One card is draw from a well - shuffled deck of 52 cards. Find the probability of getting either a black card or a king.
​

Answer 1

Total number of cards = 52

so,

$\boxed{RED\:CARD=26}\\ \\ \boxed{BLACK\:CARD=26}\\ \\ \boxed{KINGS=4[BLACK\:2 +RED\:2]}$

Now,

Probability of not getting a black card or a king:-

Number of black cards=26

Number of kings=4-2=2 [as black kings are already included in the black cards]

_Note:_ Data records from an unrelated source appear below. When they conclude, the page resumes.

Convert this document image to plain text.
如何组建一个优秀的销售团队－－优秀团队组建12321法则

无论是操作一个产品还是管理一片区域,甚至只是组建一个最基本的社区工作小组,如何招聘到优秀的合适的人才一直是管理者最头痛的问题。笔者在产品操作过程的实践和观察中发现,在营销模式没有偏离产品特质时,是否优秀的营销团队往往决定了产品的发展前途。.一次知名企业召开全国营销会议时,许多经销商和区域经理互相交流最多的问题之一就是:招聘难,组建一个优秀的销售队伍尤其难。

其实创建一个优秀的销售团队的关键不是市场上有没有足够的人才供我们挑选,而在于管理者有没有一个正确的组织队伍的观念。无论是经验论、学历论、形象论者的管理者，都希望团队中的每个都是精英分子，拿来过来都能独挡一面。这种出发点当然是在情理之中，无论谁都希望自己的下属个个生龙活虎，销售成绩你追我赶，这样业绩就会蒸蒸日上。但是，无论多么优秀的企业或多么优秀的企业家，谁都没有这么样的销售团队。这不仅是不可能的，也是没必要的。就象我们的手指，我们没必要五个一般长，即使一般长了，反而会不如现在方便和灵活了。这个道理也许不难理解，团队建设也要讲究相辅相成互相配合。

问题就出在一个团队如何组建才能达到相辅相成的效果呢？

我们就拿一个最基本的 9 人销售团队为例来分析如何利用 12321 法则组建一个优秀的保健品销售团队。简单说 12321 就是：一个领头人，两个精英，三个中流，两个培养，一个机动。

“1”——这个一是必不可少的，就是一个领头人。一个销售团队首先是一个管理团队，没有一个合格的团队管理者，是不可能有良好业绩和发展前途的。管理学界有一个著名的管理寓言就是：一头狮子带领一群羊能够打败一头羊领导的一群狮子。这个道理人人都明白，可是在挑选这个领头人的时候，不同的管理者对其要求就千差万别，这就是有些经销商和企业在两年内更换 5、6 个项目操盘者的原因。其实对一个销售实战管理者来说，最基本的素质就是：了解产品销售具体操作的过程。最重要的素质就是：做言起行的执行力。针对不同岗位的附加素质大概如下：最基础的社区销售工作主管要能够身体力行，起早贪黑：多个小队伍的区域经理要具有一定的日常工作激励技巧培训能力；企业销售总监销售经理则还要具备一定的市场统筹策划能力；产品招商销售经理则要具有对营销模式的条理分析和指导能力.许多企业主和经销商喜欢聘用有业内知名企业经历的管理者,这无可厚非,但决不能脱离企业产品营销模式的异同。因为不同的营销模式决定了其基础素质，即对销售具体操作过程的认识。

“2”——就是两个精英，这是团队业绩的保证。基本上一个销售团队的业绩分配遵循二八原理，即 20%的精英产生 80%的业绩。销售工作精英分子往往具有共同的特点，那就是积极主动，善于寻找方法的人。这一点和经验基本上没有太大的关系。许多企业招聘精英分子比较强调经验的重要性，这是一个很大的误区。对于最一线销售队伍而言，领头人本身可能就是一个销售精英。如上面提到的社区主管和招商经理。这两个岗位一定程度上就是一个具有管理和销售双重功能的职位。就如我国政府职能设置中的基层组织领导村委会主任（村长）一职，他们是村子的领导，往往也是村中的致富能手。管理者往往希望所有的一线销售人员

Total favourable cards = 52-[26+2] =52- 28=24

now,

$\boxed{P[E]=\frac{favourable\:outcomes}{total\:outcomes}}$

so,

$P[not\:getting\:black\:card\:or\:king]= \dfrac{24}{52}=\dfrac{6}{13}$

now we know that

$\boxed{0\leq P\leq 1}$

so,

Probability of getting either a black card or a king is as follows:-

$1-\dfrac{6}{13}= \dfrac{13-6}{13}=\dfrac{7}{13}$

Answer 2

Answer:- 7/13

Step by Step Solution:-

We know  that,

There  are 26  red card  and  26 black cards in a deck of  52 card

Now, There  are  2 cards of  black king  and 2 cards  of  black king.

Calculating favourable cases:-

Number of  black cards = 26

Number  of kings =  4

This  '4' includes 2  red kings  and  2  black kings but  if  we  talk about total number of  black card (26) , it already includes 2 kings

So,

Favourable number of  kings  will be 2 as  we  have  already counted 2 black king while  counting total number of  black card.

Hence,

Total number  of  favourable  cases:- 26 + 2 = 28

Therefore,

Probability of getting either a black card or a king,

= Favourable cases/Total cases

= 28/52

= 14/26

= 7/13